Stats highlights from the second day of the Bangalore Test.
Sourav Ganguly and Irfan Pathan piled on the runs, as left-handers scored 515 out of India's total of 626
Sourav Ganguly continued from where he had left off on the opening day, making his highest Test score, and his first double-century. His 239 is the seventh-highest by an Indian, and the highest by a left-hander for the country, going past Vinod Kambli's 227 against Zimbabwe in Delhi in 1992-93. Ganguly's century was also the 50th by an Indian batsman against Pakistan.
Ganguly's knock lifted his aggregate for 2007 to 932, which is next only to Jacques Kallis' 1125. (Click here for the list of highest run-getters for 2007.)
With Irfan Pathan getting a century as well - to add to the efforts of Ganguly and Yuvraj Singh - it was a rare instance of three left-handers scoring a century in an innings. This was only the third such occasion in Tests - Justin Langer, Matthew Hayden and Adam Gilchrist achieved it against New Zealand in Brisbane in 2001-02, while Marcus Trescothick, Andrew Strauss and Graham Thorpe feasted on South Africa in Durban in 2004-05.

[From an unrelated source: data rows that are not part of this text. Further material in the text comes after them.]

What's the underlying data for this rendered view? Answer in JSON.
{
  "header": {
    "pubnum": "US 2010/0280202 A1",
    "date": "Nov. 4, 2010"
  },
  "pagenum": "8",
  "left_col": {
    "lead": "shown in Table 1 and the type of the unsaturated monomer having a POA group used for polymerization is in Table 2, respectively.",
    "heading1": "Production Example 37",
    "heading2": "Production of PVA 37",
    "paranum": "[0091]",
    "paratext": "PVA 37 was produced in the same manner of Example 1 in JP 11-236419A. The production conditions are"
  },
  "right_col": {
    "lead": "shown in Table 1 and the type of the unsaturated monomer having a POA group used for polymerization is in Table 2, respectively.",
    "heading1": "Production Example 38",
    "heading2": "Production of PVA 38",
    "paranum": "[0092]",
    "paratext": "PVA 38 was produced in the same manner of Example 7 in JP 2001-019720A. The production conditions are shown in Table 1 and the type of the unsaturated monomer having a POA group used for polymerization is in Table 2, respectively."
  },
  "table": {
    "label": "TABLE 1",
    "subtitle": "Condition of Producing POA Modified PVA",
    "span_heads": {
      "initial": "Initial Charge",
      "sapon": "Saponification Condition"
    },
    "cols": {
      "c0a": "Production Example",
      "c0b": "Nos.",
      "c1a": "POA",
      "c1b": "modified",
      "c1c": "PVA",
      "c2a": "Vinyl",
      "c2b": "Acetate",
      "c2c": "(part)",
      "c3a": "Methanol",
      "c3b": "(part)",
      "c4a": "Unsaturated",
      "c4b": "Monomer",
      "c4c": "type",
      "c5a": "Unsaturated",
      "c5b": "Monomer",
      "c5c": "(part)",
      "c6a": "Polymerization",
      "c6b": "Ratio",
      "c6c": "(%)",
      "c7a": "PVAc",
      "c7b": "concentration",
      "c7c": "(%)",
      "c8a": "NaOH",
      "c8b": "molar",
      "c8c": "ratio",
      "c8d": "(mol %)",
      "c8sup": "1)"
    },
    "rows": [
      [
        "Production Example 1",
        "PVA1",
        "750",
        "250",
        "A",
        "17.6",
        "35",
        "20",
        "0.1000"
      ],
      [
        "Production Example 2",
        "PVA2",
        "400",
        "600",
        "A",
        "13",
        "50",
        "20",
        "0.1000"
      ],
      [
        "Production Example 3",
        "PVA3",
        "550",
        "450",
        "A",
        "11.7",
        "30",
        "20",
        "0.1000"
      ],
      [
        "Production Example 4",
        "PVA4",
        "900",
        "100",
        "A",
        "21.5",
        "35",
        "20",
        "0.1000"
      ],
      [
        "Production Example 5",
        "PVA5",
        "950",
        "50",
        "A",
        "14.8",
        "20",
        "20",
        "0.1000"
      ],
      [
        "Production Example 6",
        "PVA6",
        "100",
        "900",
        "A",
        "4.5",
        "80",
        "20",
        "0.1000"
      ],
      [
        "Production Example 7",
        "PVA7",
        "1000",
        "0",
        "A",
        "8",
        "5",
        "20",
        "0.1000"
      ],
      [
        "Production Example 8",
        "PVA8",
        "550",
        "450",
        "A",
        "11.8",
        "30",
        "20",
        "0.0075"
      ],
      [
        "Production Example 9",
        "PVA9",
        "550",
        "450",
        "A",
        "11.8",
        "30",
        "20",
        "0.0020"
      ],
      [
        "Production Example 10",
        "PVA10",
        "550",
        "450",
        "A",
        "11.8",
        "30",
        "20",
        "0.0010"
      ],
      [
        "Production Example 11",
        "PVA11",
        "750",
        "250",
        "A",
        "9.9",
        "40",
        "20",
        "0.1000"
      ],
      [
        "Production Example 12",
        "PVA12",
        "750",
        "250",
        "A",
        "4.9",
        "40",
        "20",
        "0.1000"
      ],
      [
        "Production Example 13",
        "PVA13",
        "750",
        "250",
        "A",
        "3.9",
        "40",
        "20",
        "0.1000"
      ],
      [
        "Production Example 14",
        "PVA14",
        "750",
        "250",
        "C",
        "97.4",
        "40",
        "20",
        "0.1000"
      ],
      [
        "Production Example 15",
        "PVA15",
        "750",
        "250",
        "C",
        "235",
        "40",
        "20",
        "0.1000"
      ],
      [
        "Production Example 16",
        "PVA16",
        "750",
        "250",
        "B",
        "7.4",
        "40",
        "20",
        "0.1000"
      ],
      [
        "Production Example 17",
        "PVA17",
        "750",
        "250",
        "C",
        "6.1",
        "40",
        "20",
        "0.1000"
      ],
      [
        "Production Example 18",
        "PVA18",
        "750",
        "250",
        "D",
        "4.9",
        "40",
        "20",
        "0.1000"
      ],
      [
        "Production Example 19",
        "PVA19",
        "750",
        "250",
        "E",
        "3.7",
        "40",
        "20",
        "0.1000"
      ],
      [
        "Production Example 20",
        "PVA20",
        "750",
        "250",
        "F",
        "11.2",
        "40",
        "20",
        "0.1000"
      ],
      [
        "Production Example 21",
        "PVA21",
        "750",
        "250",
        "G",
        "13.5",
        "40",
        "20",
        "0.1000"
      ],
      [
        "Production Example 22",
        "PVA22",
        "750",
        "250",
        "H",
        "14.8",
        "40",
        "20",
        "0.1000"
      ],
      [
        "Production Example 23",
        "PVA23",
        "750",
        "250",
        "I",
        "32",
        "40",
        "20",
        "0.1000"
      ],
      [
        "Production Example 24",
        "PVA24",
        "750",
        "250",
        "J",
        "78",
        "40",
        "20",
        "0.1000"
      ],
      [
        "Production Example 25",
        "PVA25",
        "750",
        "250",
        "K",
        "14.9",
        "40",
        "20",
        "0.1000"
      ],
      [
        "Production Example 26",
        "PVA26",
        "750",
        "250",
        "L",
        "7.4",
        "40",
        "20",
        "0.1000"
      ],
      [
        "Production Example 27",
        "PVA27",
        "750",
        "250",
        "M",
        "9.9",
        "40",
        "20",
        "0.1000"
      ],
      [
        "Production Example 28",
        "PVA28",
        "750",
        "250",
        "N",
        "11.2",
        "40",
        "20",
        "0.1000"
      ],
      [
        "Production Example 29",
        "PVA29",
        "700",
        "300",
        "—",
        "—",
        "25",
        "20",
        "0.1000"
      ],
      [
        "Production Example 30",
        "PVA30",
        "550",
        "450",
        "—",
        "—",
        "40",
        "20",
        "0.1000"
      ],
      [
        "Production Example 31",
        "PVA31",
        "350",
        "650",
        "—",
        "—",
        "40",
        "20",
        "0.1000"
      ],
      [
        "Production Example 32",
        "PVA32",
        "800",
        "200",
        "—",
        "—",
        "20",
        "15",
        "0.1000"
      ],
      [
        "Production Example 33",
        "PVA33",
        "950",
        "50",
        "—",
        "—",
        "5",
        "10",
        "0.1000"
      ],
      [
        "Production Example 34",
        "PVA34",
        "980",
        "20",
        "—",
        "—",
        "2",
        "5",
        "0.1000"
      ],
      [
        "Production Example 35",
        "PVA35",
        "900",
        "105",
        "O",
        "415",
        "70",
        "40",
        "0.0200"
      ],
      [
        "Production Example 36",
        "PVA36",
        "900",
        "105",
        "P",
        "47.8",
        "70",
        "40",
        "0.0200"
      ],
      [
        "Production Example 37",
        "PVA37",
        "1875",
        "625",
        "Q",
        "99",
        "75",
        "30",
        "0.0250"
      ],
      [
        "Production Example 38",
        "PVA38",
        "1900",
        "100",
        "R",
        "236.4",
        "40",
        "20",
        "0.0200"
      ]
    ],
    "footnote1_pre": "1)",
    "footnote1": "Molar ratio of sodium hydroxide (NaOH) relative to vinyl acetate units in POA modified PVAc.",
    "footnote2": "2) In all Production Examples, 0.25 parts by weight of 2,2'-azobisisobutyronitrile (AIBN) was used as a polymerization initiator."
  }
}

The four left-handers in the Indian team - Gautam Gambhir being the fourth - totalled 515 runs in the innings, which is only the fourth time left-handers managed an aggregate of more than 500 in an innings. The record for the two highest contributions by left-handers is held by West Indies, and on both occasions Brian Lara was the protagonist - he contributed 400 out of 612 against England in Antigua in 2003-04, and 375 out of 556 against the opposition in 1993-94. Matthew Hayden's 380 against Zimbabwe in Perth helped the lefties add 549.
The 178-run partnership between Ganguly and Pathan is the highest seventh-wicket stand for India against Pakistan, going past the 155 that Roger Binny and Madan Lal added at the same ground in 1983.
Pathan finally managed to get a three-figure score after having fallen in the nineties twice in Tests. He needs just 63 more to get to 1000 Test runs.
India's total of 626 comes in ninth on the list of highest scores by the team, and is their fifth-highest at home.
Yasir Arafat became only the eighth Pakistan bowler to take a five-for on debut, and while his performance was extremely encouraging for a team struggling with their bowling resources, a look at the careers of the other seven doesn't augur well for him. None of them have gone on establish themselves as regular threats with the ball: Mohammad Sami is the highest wicket-taker in the list, with 78, but he has laboured 33 matches for that haul. Shabbir Ahmed has been the most effective, with 51 wickets in ten Tests, but a suspect bowling action has severely limited his international career.
When he reached 29, Salman Butt became the 44th Pakistan batsman to get to 1000 Test runs.